Identification of a Killer Toxin from Wickerhamomyces anomalus with β-Glucanase Activity

Abstract

The yeast Wickerhamomyces anomalus has several applications in the food industry due to its antimicrobial potential and wide range of biotechnological properties. In particular, a specific strain of Wickerhamomyces anomalus isolated from the malaria mosquito Anopheles stephensi, namely WaF17.12, was reported to secrete a killer toxin with strong anti-plasmodial effect on different developmental stages of Plasmodium berghei; therefore, we propose its use in the symbiotic control of malaria. In this study, we focused on the identification/characterization of the protein toxin responsible for the observed antimicrobial activity of the yeast. For this purpose, the culture medium of the killer yeast strain WaF17.12 was processed by means of lateral flow filtration, anion exchange and gel filtration chromatography, immunometric methods, and eventually analyzed by liquid chromatography-tandem mass spectrometry (LC-MS/MS). Based on this concerted approach, we identified a protein with a molecular weight of approximately 140 kDa and limited electrophoretic mobility, corresponding to a high molecular weight β-glucosidase, as confirmed by activity tests in the presence of specific inhibitors.

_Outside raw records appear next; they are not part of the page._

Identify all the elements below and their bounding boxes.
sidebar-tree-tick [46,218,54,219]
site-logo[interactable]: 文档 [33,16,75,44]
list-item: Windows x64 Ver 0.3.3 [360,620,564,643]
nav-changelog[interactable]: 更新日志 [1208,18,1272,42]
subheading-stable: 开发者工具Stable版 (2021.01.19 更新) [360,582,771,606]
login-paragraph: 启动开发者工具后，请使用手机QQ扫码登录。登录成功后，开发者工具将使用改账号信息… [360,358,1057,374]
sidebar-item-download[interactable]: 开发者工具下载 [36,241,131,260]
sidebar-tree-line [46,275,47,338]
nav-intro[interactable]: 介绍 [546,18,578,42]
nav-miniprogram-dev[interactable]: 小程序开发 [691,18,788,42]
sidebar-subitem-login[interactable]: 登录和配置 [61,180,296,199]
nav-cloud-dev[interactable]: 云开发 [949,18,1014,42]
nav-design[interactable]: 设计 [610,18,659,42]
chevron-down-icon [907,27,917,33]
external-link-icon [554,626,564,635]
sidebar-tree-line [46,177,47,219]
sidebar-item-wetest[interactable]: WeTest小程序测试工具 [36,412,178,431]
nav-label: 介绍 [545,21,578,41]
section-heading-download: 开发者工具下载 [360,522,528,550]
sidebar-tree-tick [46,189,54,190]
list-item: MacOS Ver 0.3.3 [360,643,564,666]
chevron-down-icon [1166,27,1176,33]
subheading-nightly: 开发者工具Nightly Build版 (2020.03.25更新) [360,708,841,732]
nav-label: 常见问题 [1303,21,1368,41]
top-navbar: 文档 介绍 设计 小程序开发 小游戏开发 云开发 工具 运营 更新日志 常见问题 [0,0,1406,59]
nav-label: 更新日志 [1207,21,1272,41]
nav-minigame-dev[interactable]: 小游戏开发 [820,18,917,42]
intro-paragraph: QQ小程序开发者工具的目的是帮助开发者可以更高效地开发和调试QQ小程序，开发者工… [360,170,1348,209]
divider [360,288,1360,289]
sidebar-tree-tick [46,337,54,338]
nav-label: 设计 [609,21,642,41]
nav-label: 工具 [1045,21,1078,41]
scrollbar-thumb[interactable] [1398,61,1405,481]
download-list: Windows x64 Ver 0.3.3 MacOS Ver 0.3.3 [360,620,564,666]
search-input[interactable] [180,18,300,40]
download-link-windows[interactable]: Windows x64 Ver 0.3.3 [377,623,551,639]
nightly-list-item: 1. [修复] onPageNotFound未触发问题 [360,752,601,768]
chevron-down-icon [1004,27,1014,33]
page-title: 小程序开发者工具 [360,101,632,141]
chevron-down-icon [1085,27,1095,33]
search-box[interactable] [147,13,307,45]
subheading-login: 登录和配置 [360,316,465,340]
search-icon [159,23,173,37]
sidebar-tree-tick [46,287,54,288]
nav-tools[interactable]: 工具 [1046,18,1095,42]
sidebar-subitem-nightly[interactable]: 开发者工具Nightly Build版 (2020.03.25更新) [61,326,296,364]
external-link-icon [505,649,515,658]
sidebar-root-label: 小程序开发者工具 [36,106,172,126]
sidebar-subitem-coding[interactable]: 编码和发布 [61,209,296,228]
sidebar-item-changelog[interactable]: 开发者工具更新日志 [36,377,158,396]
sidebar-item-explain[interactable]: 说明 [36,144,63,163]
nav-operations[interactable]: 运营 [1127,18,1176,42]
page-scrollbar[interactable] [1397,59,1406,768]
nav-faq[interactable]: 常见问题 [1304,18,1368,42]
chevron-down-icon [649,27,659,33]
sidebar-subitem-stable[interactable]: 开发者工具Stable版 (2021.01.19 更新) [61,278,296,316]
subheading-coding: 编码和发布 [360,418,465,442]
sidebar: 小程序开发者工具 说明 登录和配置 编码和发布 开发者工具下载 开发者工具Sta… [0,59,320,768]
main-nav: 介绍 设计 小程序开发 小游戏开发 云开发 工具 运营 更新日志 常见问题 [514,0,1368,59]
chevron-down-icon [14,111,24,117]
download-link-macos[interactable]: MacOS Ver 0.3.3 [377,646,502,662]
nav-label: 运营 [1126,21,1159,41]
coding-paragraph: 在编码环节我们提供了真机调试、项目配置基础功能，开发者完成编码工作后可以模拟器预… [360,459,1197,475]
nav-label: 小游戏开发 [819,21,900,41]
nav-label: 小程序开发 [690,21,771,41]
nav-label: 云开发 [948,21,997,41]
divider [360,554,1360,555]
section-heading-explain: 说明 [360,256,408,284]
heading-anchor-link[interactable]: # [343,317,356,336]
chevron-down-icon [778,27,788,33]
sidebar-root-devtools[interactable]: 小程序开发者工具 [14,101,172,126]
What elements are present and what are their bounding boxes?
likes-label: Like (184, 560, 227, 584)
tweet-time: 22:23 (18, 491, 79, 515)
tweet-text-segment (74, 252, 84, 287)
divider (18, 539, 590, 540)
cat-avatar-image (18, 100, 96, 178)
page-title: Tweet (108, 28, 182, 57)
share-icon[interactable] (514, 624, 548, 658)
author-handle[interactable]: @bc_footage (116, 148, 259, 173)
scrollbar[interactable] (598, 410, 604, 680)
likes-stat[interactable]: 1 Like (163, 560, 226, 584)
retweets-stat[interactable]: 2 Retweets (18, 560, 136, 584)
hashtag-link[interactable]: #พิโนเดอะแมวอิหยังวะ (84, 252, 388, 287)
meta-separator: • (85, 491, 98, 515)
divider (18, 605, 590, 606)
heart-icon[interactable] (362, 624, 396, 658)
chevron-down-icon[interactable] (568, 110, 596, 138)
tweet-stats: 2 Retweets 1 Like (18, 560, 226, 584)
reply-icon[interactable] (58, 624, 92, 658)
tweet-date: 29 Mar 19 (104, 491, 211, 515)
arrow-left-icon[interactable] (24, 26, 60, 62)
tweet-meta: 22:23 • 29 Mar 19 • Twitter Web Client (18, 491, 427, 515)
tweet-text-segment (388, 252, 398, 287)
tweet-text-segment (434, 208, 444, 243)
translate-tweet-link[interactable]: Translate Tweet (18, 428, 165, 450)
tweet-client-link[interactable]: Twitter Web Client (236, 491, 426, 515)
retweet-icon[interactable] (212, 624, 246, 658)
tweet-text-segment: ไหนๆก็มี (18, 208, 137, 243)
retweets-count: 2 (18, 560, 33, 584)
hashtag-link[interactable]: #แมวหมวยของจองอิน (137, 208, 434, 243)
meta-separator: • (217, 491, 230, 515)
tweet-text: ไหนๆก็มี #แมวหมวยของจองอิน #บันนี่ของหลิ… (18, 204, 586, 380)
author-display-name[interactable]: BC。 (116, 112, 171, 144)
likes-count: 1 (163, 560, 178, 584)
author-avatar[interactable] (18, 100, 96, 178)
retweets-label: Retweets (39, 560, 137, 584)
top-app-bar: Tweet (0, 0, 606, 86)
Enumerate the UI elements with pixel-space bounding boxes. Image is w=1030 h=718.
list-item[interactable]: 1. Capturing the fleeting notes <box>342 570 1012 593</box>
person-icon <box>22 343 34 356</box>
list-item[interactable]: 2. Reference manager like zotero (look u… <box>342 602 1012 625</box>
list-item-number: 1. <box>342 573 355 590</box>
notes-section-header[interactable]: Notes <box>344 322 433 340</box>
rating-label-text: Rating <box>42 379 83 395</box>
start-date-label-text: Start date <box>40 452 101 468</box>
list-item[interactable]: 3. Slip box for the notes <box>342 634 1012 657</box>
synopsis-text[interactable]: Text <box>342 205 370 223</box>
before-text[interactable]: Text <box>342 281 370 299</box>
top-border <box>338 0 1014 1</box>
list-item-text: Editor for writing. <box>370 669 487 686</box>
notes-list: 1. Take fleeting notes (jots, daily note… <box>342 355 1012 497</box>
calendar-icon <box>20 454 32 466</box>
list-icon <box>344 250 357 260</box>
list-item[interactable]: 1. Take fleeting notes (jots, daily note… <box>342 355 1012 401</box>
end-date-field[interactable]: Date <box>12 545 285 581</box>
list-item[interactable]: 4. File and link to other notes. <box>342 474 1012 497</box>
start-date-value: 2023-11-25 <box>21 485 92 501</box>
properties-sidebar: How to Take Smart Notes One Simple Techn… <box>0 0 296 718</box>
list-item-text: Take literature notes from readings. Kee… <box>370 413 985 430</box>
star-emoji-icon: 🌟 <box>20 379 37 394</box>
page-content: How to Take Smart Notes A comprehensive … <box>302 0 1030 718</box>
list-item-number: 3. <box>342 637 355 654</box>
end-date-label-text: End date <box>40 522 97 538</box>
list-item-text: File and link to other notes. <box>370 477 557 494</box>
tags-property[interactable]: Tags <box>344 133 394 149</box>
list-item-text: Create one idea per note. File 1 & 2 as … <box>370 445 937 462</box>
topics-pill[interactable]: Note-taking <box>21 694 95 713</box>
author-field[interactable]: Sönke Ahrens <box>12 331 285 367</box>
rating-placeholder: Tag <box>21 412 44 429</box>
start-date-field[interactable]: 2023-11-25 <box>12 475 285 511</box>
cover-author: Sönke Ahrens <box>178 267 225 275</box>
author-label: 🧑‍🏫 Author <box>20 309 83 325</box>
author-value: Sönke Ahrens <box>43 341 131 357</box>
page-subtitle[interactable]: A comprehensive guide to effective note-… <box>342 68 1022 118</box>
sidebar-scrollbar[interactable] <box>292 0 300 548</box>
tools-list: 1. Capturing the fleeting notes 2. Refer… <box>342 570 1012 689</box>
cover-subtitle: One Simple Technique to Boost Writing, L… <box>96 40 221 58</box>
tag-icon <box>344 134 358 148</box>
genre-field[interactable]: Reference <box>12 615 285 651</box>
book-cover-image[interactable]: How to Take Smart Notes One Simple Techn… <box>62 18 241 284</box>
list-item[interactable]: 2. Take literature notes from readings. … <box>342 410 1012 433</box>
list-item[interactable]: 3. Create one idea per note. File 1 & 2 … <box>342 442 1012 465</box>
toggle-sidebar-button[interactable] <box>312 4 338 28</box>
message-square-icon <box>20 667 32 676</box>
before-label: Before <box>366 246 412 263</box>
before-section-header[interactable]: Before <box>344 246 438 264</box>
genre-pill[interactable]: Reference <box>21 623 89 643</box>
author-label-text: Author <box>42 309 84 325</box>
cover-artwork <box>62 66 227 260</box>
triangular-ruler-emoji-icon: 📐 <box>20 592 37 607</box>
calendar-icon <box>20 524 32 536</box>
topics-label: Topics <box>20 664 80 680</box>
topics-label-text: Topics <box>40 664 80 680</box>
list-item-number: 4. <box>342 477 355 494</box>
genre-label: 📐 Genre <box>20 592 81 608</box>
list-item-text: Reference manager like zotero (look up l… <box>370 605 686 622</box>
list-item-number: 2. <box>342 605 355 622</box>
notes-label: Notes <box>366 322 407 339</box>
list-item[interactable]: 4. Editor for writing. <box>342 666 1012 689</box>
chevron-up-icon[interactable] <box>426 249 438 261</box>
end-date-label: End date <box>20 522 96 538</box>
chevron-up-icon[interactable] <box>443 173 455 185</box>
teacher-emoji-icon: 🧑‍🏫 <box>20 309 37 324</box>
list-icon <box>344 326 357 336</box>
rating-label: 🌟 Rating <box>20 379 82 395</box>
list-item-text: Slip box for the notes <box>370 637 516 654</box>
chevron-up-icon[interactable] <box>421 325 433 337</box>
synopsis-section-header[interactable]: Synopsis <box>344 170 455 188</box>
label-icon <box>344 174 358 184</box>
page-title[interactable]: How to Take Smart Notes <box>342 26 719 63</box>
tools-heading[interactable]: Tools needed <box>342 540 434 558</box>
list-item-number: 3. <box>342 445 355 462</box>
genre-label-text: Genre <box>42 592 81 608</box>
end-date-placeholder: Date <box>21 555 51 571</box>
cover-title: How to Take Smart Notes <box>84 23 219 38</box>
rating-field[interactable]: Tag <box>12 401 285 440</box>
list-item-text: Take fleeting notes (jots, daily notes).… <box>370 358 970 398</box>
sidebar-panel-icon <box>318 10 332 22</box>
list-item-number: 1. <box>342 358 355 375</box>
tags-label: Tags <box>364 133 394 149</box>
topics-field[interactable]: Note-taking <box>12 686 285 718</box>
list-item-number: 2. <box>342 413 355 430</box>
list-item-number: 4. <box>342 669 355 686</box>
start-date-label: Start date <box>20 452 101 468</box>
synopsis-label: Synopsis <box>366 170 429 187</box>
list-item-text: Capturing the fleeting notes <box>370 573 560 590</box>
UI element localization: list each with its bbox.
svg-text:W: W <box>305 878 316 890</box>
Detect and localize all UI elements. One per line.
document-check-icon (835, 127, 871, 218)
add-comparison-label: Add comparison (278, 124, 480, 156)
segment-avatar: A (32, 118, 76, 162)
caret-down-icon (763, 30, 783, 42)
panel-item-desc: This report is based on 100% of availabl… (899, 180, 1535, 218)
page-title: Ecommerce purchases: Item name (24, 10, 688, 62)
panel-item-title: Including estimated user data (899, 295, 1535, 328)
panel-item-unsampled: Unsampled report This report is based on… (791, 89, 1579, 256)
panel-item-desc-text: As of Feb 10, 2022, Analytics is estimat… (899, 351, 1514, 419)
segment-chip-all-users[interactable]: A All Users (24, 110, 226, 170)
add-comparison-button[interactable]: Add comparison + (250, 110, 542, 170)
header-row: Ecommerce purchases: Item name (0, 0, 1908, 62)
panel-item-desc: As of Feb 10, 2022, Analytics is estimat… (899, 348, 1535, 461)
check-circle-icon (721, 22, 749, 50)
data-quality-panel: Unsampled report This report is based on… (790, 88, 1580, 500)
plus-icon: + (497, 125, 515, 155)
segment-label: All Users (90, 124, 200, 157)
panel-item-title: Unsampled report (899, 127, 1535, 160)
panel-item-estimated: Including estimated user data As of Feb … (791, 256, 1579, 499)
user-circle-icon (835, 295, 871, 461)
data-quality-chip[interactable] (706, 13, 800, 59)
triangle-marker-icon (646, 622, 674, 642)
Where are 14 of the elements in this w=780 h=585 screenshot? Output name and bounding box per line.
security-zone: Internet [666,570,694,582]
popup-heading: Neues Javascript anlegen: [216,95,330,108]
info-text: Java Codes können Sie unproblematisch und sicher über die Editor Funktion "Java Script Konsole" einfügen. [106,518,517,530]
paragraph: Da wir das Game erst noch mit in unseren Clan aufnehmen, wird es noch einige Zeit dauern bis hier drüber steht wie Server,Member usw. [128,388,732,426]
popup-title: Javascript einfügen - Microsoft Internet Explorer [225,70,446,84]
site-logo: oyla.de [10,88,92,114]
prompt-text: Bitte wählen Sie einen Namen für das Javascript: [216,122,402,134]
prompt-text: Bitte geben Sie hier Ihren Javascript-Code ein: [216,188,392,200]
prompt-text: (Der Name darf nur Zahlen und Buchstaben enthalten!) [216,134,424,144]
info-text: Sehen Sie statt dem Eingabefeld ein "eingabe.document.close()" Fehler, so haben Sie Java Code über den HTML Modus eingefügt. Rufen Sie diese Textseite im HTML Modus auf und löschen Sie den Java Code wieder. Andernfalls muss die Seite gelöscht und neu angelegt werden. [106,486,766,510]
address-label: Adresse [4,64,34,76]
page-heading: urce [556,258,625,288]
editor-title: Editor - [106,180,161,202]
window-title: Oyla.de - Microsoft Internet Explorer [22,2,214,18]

Keywords: Wickerhamomyces anomalus; killer toxin; malaria; symbiotic control.

Figure 1

(A): elution profile obtained from the anion-exchange chromatography (DEAE) performed on the concentrated broth of the yeast WaF17.12. (B): immunodetection of the W. anomalus KT on peak 1 and peak 2 with the mAbKT4 antibody.

Figure 2

(A): superimposition of the profile obtained from the gel filtration chromatography (post-DEAE) with fractions obtained from independent analyses (peaks 1–5). (B): immunodetection of the W. anomalus KT in peaks 1–5 obtained after gel filtration using the mAbKT4 antibody.

Figure 3

Killing activity of the isolated β-glucanase against the susceptible WaUM3 strain. The addition of castanospermine and Ni²⁺, two β-glucanase inhibitors, strongly affects the activity of the WaF17.12 killer protein. (A) shows data on WaUM3 cells viability upon 12 h treatments. Values represent the mean ± S.D. of results obtained from three separate experiments. # indicates p < 0.01 compared to control and * indicates p < 0.01 compared to KT. (B) shows data obtained from flow cytometry analysis of treated WaUM3 cells stained with PI. Percentages indicate PI-positive cells. Data shown are representative of three separate experiments.

Figure 4

Three-dimensional representation of the structure of the β-glucanase isolated from W. anomalus F17.12 obtained by folding-assisted modeling and of the predicted complex thereof with castanospermine. Secondary structures of the enzyme are visualized in (A) (α-helices, light blue; β-sheets, violet), and Asn glycosylation sites are shown as solid blue sticks and summarized in the table inset of (B). Global and catalytic site local electrostatic potential surfaces (calculated with the Adaptive Poisson–Boltzmann Solver Tool—PyMol) are presented in (C) and (D), respectively. (E) close-up of the residues of the catalytic pocket involved in the interaction with castanospermine: catalytic Asp-299 is shown as a solid red stick, and all other residues predicted to form H-bonds with castanospermine (Arg-111, Lys-216, Tyr-267, Trp300, and Glu-523) are shown as solid magenta sticks. All images were rendered with PyMOL.